The Urban Legend That Rewrote the Law + 2 other things

An old Halloween myth rewired parental instincts and laws, AI models like Qwen 3 and MiMo-7b are beating benchmarks, and fear often disguises itself as caution. Learn to spot it and act anyway.

The Urban Legend That Rewrote the Law + 2 other things

Thing 1 - The Urban Legend That Rewrote the Law

It started with Halloween.

Not from lack of candy. From fear.

In the 1960s and 70s, parents across America suddenly started X-raying candy bars and inspecting apples like they were defusing bombs. Why?? The infamous urban legend of razor blades hidden in Halloween treats had taken hold.

By 1985, 60% of parents lived in fear of Halloween sadists. Schools stopped letting kids trick-or-treat on the streets. Hospitals offered free X-rays. Some towns canceled Halloween altogether.

But here's the twist that makes this story fascinating:

It was almost entirely a myth.

Researchers studied every reported case since 1958. They found zero instances of strangers harming children through tampered candy. The few deaths that did occur? One child found his uncle's heroin. Another was murdered by his own father who contaminated candy to frame strangers.

The real danger wasn't from neighbors. It was from family. It's always those closest to you, ain't it, Julius?

Yet this false story spread like wildfire and permanently changed our culture. Today, parents still warn kids about pre-packaged candy only. Laws were passed. Communities were fractured.

Why was this myth so "sticky"? Three reasons:

  1. It was visceral - The image of a razor blade in an apple is horrifyingly concrete
  2. It tapped primal fear - Nothing terrifies parents more than threats to their children
  3. It seemed credible - With reports on the news, who would question it?
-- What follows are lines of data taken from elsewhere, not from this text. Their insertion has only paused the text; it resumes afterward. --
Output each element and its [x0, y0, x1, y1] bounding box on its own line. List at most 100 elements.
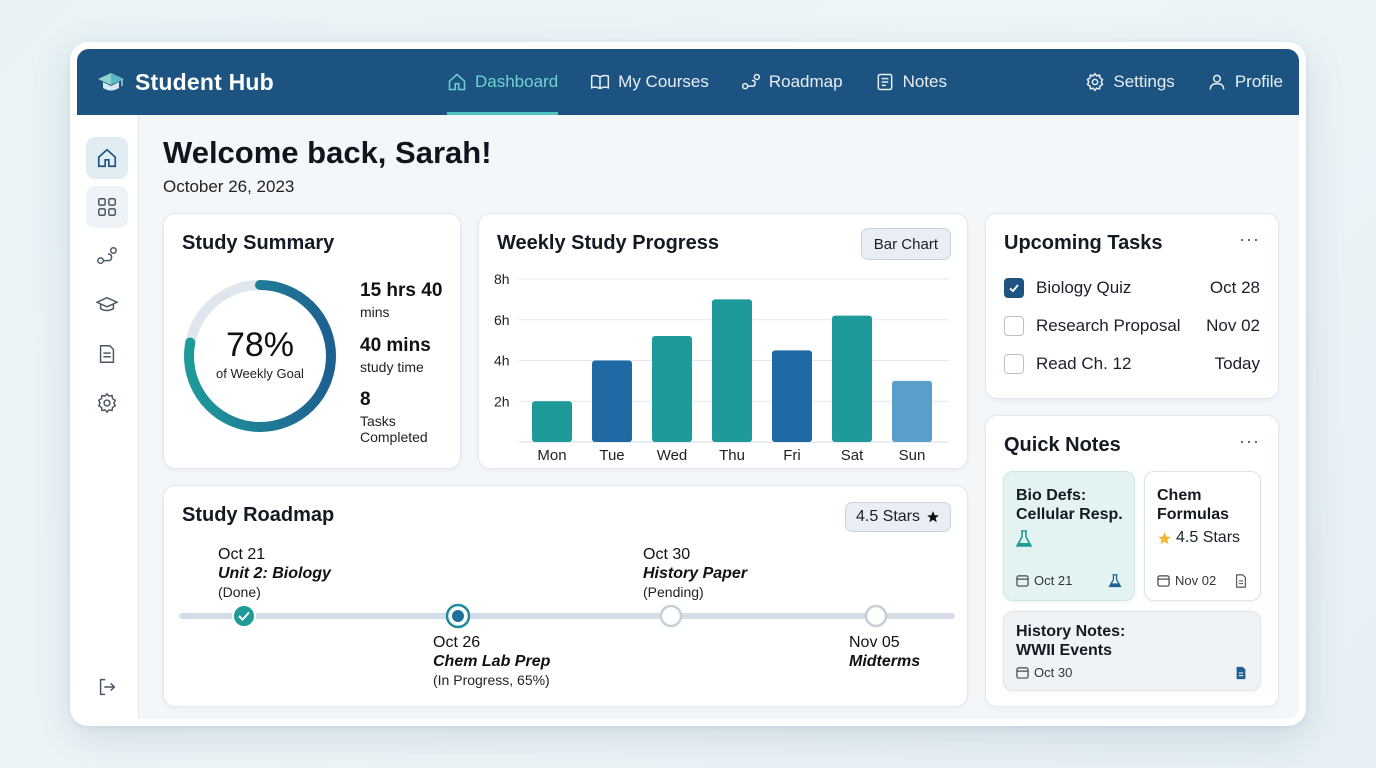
flask-icon: [1016, 530, 1032, 547]
study-summary-card: Study Summary 78% of Weekly Goal 15 h: [163, 213, 461, 469]
roadmap-timeline: [179, 603, 955, 629]
milestone-label: Oct 30 History Paper (Pending): [643, 545, 747, 602]
right-nav: Settings Profile: [1053, 49, 1283, 115]
note-card-history[interactable]: History Notes: WWII Events Oct 30: [1003, 611, 1261, 691]
x-tick-label: Mon: [537, 447, 566, 464]
task-row[interactable]: Read Ch. 12 Today: [1004, 352, 1260, 376]
note-footer: Oct 30: [1016, 665, 1072, 680]
task-checkbox[interactable]: [1004, 316, 1024, 336]
bar-sun: [892, 380, 932, 442]
home-icon: [448, 73, 466, 91]
milestone-date: Oct 30: [643, 546, 691, 563]
sidebar-item-courses[interactable]: [86, 186, 128, 228]
main-nav: Dashboard My Courses Roadmap Notes: [447, 49, 979, 115]
sidebar: [77, 115, 139, 719]
calendar-icon: [1016, 575, 1029, 587]
x-tick-label: Wed: [657, 447, 688, 464]
x-tick-label: Tue: [599, 447, 624, 464]
notes-more-button[interactable]: ···: [1239, 431, 1260, 451]
graduation-cap-logo-icon: [98, 73, 124, 91]
document-icon: [1236, 666, 1246, 680]
nav-settings[interactable]: Settings: [1085, 49, 1175, 115]
task-label: Biology Quiz: [1036, 278, 1132, 297]
note-title-line: History Notes:: [1016, 623, 1126, 640]
note-card-chem[interactable]: Chem Formulas 4.5 Stars Nov 02: [1144, 471, 1261, 601]
stat-total-time: 15 hrs 40 mins: [360, 280, 442, 320]
nav-profile[interactable]: Profile: [1207, 49, 1283, 115]
app-frame: Student Hub Dashboard My Courses Roadmap…: [77, 49, 1299, 719]
bar-thu: [712, 299, 752, 442]
weekly-bar-chart: 2h 4h 6h 8h Mon Tue Wed Thu Fri Sat Sun: [494, 271, 949, 464]
brand[interactable]: Student Hub: [97, 49, 274, 115]
milestone-in-progress[interactable]: [445, 603, 471, 629]
task-checkbox[interactable]: [1004, 278, 1024, 298]
sidebar-item-home[interactable]: [86, 137, 128, 179]
task-row[interactable]: Biology Quiz Oct 28: [1004, 276, 1260, 300]
book-icon: [591, 74, 610, 90]
task-checkbox[interactable]: [1004, 354, 1024, 374]
note-card-bio[interactable]: Bio Defs: Cellular Resp. Oct 21: [1003, 471, 1135, 601]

The Halloween sadist story shows how an idea can reshape society even when it's completely false. Next time you see a viral fear story spreading, ask yourself: Is this based on facts, or just tapping into our deepest anxieties?

Because sometimes, the scariest monsters are the ones we create ourselves.

(source: Made to Stick)

Thing 2 - AI of the week

  • I know you didn't ask for this, but now you can shop from ChatGPT...
  • Alibaba introduced Qwen 3 - their largest open weight models so far, beating OpenAI's o1 on benchmarks
  • That Black Mirror episode? Or DEEP Robotics LYNX M20?
  • Midjourney improved v7 model and added new experimental aesthetic parameter to play with details
  • Xiaomi released MiMo-7b model optimized for reasoning
    Beats OpenAI's o1-mini and Alibaba's QwQ-32B-preview on multiple benchmarks
  • ElevenLabs launched Sound Effects in Studio

Thing 3 - Fear is tricky

Fear rarely says:

“I’m scared. Don’t do it.”

Instead, it says:

“Maybe wait a little longer.”
“Secure a backup plan first.”
“Let’s think about this more.”
“What if you change your mind?”

- Cory Muscara

Sounds familiar? Learn to recognize it so you can do it anyway.